I saw a sneak preview of the Korean/American film Past Lives a few days ago. It's a quiet, enigmatic film—in many ways the opposite of the frenetic Everything, Everywhere, All at Once, and it's been getting a lot of press. It follows a few decades in the life of Nora, who leaves Korea at the age of twelve along with her parents, who have arranged for the family to emigrate to Canada. Nora seems unperturbed by the change; She's bright and willful. In an instant she's become an adult and moved to New York to pursue a career as a playwright.
The plot centers on Nora's relationship with Hae Sung, the boy she left behind in Korea when both were pre-teen kids. At some point Nora and a friend (her mother?) are having some fun on the laptop, looking up people they knew in Korea, and Nora discovers that Hae Sung has also been looking for her. They reconnect via Zoom or Skype, and begin a vague, dreamy correspondence about where their lives are going, how they still think about each other, and so on. Should Hae Sung pay Nora a visit in New York? No, he's studying engineering and plans to go to China to learn Mandarin. It will be good for his career. Maybe Nora should visit him in Seoul? No thanks.
Nora finally suggests that it would be best if they discontinue their conversations. Reluctantly, Hae Sung agrees.
At a writer's retreat, Nora meets Arthur, a likeable novelist and self-styled "New York Jew" in the Joel Fleischman mold. On their first evening together (as I recall), Nora shares a few bottles of beer with Arthur, and also the Korean concept of “inyun,” a personal connection established in past lives and now bearing fruit—not dissimilar, as far as I can tell, from the Turkish concept of "kismet."
A few frames, and ten years, later, we find Arthur and Nora married and living together in a tiny Brooklyn apartment.
Although the film isn't long by modern standards, it seems to have taken a long time to reach this point. Nora is lively and interesting to look at, and she and Arthur seem to be a good pair, but many viewers will be eager for the other shoe to drop.
Yes, Hae Sung plans to visit New York. Nora agrees to spend some time with him, of course, and Arthur is pretty cool about. Hae Sung has a good job and a fiancée in Korea, but as Arthur puts it: "He's coming half way around the world to see you, after all."
What happens? I'm not going to say. Nor do Nora and Hae Sung have much of interest to say to each other, though they visit quite a few bits of New York scenery while moodily not saying it.

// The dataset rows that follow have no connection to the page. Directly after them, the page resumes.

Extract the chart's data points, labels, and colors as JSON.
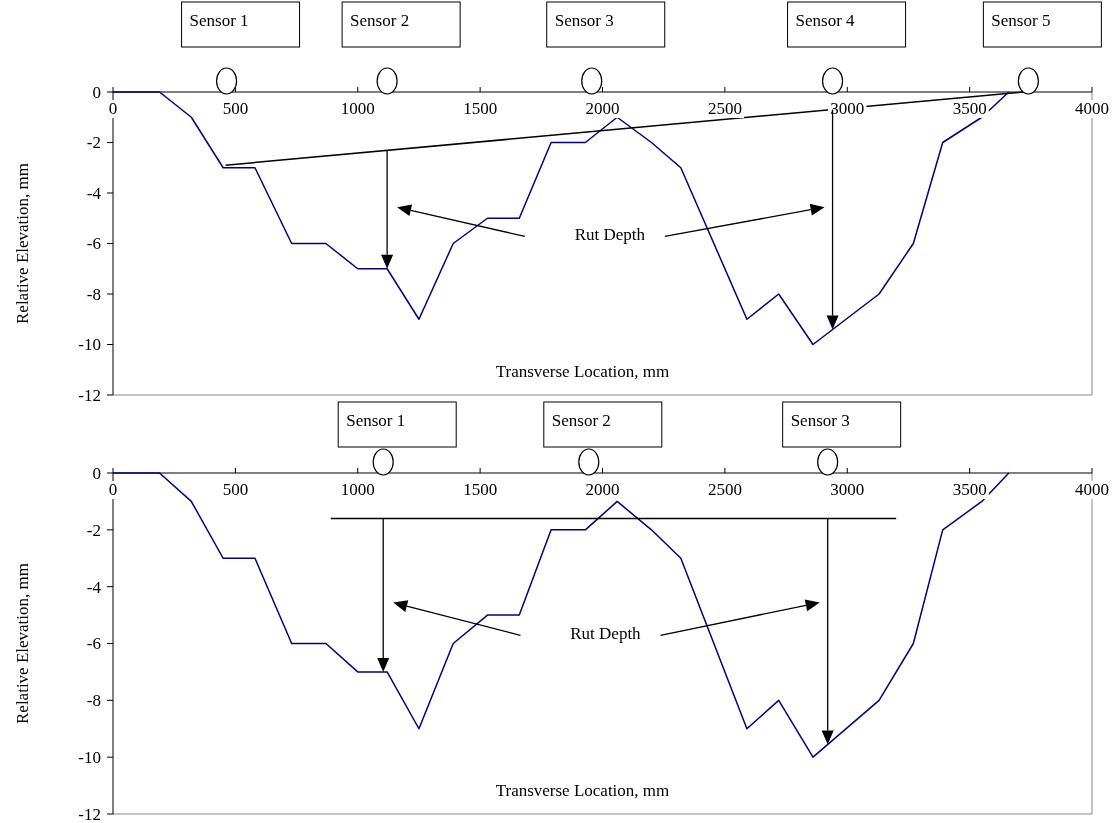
{
  "chart_data": [
    {
      "type": "line",
      "xlabel": "Transverse Location, mm",
      "ylabel": "Relative Elevation, mm",
      "xlim": [
        0,
        4000
      ],
      "xticks": [
        0,
        500,
        1000,
        1500,
        2000,
        2500,
        3000,
        3500,
        4000
      ],
      "ylim": [
        -12,
        0
      ],
      "yticks": [
        -12,
        -10,
        -8,
        -6,
        -4,
        -2,
        0
      ],
      "marker": "none",
      "line_style": "solid",
      "series": [
        {
          "color": "#000080",
          "x": [
            0,
            190,
            320,
            450,
            580,
            730,
            870,
            1000,
            1120,
            1250,
            1390,
            1530,
            1660,
            1790,
            1930,
            2060,
            2200,
            2320,
            2590,
            2720,
            2860,
            3130,
            3270,
            3390,
            3550,
            3660
          ],
          "values": [
            0,
            0,
            -1,
            -3,
            -3,
            -6,
            -6,
            -7,
            -7,
            -9,
            -6,
            -5,
            -5,
            -2,
            -2,
            -1,
            -2,
            -3,
            -9,
            -8,
            -10,
            -8,
            -6,
            -2,
            -1,
            0
          ]
        },
        {
          "color": "#000000",
          "x": [
            460,
            3720
          ],
          "values": [
            -2.9,
            0
          ]
        }
      ],
      "annotations": [
        "Sensor 1",
        "Sensor 2",
        "Sensor 3",
        "Sensor 4",
        "Sensor 5",
        "Rut Depth"
      ]
    },
    {
      "type": "line",
      "xlabel": "Transverse Location, mm",
      "ylabel": "Relative Elevation, mm",
      "xlim": [
        0,
        4000
      ],
      "xticks": [
        0,
        500,
        1000,
        1500,
        2000,
        2500,
        3000,
        3500,
        4000
      ],
      "ylim": [
        -12,
        0
      ],
      "yticks": [
        -12,
        -10,
        -8,
        -6,
        -4,
        -2,
        0
      ],
      "marker": "none",
      "line_style": "solid",
      "series": [
        {
          "color": "#000080",
          "x": [
            0,
            190,
            320,
            450,
            580,
            730,
            870,
            1000,
            1120,
            1250,
            1390,
            1530,
            1660,
            1790,
            1930,
            2060,
            2200,
            2320,
            2590,
            2720,
            2860,
            3130,
            3270,
            3390,
            3550,
            3660
          ],
          "values": [
            0,
            0,
            -1,
            -3,
            -3,
            -6,
            -6,
            -7,
            -7,
            -9,
            -6,
            -5,
            -5,
            -2,
            -2,
            -1,
            -2,
            -3,
            -9,
            -8,
            -10,
            -8,
            -6,
            -2,
            -1,
            0
          ]
        },
        {
          "color": "#000000",
          "x": [
            890,
            3200
          ],
          "values": [
            -1.6,
            -1.6
          ]
        }
      ],
      "annotations": [
        "Sensor 1",
        "Sensor 2",
        "Sensor 3",
        "Rut Depth"
      ]
    }
  ]
}
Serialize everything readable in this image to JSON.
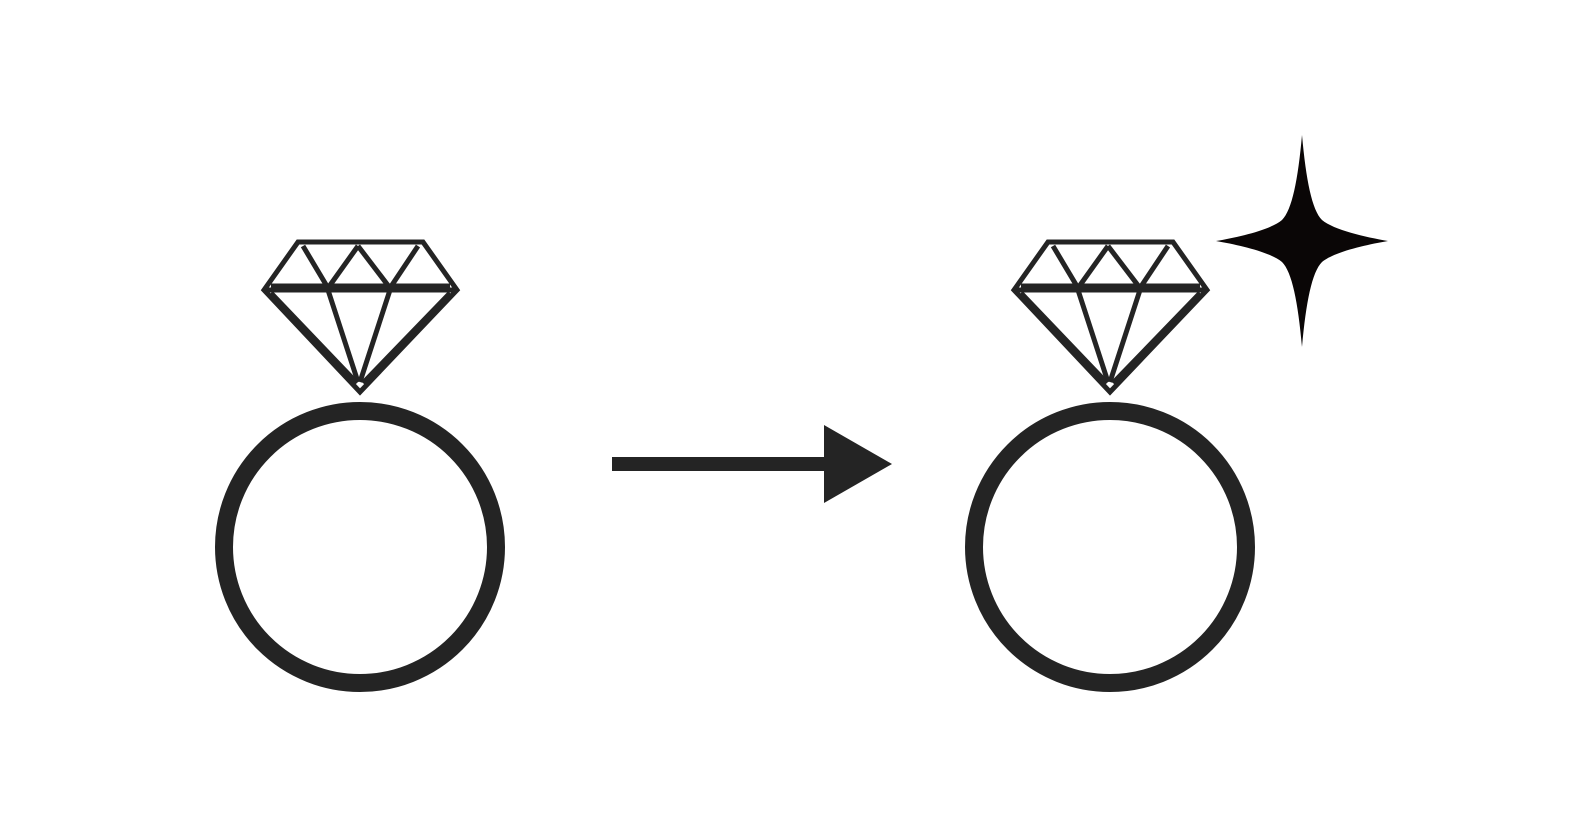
{
  "colors": {
    "background": "#ffffff",
    "stroke": "#242424",
    "sparkle": "#0a0606"
  },
  "diagram": {
    "left_item": {
      "icon": "diamond-ring-icon"
    },
    "connector": {
      "icon": "right-arrow-icon"
    },
    "right_item": {
      "icon": "diamond-ring-icon",
      "accent_icon": "sparkle-icon"
    }
  }
}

All the interesting conversations take place between Nora and Arthur as he grapples with the challenge of sharing his life with a woman who only dreams in Korean, and she struggles to find a place in her heart for Hae Sung's dyed-in-the-wool Korean-ness, and perhaps her own. (Isn't that what the play she's writing and rehearsing is all about?)
The street scenes in Past Lives are colorful and fun to watch. Viewers are likely to be reminded at various points of Woody Allen's Manhattan and Nora Ephraim's You've Got Mail, and even Everything, Everywhere All at Once, in so far as that film considers alternative life paths for its characters, and also creates a meta-verse where they actually take place.
The concept of "inyun" is really just a red herring, though it makes for good late-night conversation at the bar. In the end, what's fated to be is what is; what "might have been" doesn't fall within its purview. Every life contains more than a few unfulfilled possibilities, which may be worth pondering briefly but are not worth dwelling on. Nor can any single relationship, however deep and strong, be all-absorbing or fully realized. We remain mysterious to one another.
Or as the Argentine/Italian poet Antonio Porchia put it: "I love you just the way you are, but do not tell me how that is."